The man who had never wanted to see her again.

She tried to imagine her brother’s fury when he found out but it was hard to picture the full extent of his predictable rage. Would he strip her of her title? Banish her from the only land and home she had ever known? And if he did—what then? She tried to imagine supporting herself and a tiny baby. How would she manage that when she’d never even held a baby?

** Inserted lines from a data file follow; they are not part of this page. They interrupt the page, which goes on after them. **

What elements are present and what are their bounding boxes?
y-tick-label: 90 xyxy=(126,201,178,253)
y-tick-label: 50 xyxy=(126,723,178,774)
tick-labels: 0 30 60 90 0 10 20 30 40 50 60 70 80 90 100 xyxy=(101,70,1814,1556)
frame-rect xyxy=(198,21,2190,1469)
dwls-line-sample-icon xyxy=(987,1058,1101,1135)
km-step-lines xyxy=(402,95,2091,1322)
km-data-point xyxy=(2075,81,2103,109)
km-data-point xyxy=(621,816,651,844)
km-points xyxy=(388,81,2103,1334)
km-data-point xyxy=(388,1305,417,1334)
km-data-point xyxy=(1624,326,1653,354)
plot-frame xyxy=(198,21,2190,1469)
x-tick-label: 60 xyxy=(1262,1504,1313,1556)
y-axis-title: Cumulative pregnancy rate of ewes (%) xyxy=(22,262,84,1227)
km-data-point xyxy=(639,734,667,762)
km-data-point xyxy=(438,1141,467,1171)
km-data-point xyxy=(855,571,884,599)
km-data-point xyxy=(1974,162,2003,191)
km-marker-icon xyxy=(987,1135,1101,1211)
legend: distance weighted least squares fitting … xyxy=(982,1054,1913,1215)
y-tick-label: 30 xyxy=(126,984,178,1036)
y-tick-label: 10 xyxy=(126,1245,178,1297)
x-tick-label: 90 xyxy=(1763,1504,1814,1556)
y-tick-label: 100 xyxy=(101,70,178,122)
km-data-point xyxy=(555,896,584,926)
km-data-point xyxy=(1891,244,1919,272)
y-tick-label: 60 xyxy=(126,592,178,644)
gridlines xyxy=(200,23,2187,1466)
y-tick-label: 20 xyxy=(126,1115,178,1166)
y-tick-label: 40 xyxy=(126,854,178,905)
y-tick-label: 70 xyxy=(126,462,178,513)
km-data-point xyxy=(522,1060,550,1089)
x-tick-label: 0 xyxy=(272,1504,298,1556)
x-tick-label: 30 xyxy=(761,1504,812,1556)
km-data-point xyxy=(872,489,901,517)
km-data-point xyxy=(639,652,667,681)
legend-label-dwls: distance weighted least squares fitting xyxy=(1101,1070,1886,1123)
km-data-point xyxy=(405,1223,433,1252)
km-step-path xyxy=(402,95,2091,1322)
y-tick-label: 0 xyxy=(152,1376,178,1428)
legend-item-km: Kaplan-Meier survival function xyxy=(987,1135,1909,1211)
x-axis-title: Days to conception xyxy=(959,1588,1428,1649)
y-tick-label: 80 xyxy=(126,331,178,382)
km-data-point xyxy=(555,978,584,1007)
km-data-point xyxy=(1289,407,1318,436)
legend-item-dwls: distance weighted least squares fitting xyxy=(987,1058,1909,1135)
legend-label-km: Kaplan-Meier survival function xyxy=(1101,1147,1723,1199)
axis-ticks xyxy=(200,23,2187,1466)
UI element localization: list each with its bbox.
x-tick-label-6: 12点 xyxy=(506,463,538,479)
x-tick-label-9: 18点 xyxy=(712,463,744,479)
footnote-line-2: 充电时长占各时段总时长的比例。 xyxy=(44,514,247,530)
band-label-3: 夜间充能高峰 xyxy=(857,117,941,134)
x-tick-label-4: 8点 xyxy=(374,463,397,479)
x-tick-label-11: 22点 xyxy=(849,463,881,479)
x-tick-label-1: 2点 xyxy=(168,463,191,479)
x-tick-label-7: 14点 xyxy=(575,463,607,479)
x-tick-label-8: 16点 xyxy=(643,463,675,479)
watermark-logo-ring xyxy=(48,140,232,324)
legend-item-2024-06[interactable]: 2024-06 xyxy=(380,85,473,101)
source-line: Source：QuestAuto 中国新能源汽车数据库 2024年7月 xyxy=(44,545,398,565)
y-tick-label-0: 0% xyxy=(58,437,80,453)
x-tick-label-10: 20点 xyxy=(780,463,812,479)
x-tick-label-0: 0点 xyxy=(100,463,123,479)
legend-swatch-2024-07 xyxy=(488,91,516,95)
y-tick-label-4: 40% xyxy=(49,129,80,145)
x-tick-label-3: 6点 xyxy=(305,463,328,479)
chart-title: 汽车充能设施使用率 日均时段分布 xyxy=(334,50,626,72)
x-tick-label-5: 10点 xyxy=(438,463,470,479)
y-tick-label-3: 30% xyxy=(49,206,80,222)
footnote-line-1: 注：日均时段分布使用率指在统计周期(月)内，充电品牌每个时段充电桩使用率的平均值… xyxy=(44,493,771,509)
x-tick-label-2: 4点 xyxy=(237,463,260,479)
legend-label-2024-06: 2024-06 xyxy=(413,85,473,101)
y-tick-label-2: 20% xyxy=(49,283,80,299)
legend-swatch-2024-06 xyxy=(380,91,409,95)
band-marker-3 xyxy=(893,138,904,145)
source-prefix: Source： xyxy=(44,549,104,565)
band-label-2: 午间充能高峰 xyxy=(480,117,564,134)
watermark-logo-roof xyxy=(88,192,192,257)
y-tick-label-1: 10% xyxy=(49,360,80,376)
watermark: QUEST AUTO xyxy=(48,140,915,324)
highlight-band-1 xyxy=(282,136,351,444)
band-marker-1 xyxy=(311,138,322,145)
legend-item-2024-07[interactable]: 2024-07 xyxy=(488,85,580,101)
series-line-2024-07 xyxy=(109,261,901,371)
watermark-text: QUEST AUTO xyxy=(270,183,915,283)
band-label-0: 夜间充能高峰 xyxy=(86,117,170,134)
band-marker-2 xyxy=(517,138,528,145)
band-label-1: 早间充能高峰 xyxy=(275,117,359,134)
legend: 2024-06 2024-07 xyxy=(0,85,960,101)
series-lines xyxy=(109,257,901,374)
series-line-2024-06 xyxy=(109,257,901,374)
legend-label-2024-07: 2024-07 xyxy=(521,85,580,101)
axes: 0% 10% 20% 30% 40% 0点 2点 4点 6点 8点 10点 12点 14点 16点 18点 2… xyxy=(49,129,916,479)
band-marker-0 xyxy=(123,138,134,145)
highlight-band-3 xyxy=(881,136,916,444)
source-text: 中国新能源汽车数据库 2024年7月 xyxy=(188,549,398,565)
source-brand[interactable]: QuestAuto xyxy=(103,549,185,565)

She was so preoccupied with the tumult of her thoughts that it took her a few minutes to realise that Gabe had left her alone in his stark sitting room. He returned a little while later with his suit jacket removed and the sleeves of his shirt rolled up. She noticed his powerful forearms with their smattering of dark golden hair and remembered the way he had slid them around her naked waist. And wasn’t that a wildly inappropriate thing to remember at a time like this?

‘I’ve made us something to eat,’ he said. ‘Come through to the dining room.’

His words made Leila’s sense of disorientation increase because she came from a culture where men didn’t cook. Where they had nothing to do with the preparation of food—unless you counted hunting it down in the desert and then killing it.

She told herself that he wasn’t listening to what she’d said—and she’d said she wasn’t hungry. But it seemed rude to sit here on her own while he ate and so she followed him into the dining room.

This was not a comfortable room either. He was clearly a fan of minimalism, and the furniture looked like something you might find in the pages of an architectural magazine. Tea and sandwiches sat on a table constructed from dull metal, around which was a circle of hard, matching chairs. The table sat beneath the harsh glare of the skylight, which made Leila think she was about to be interrogated.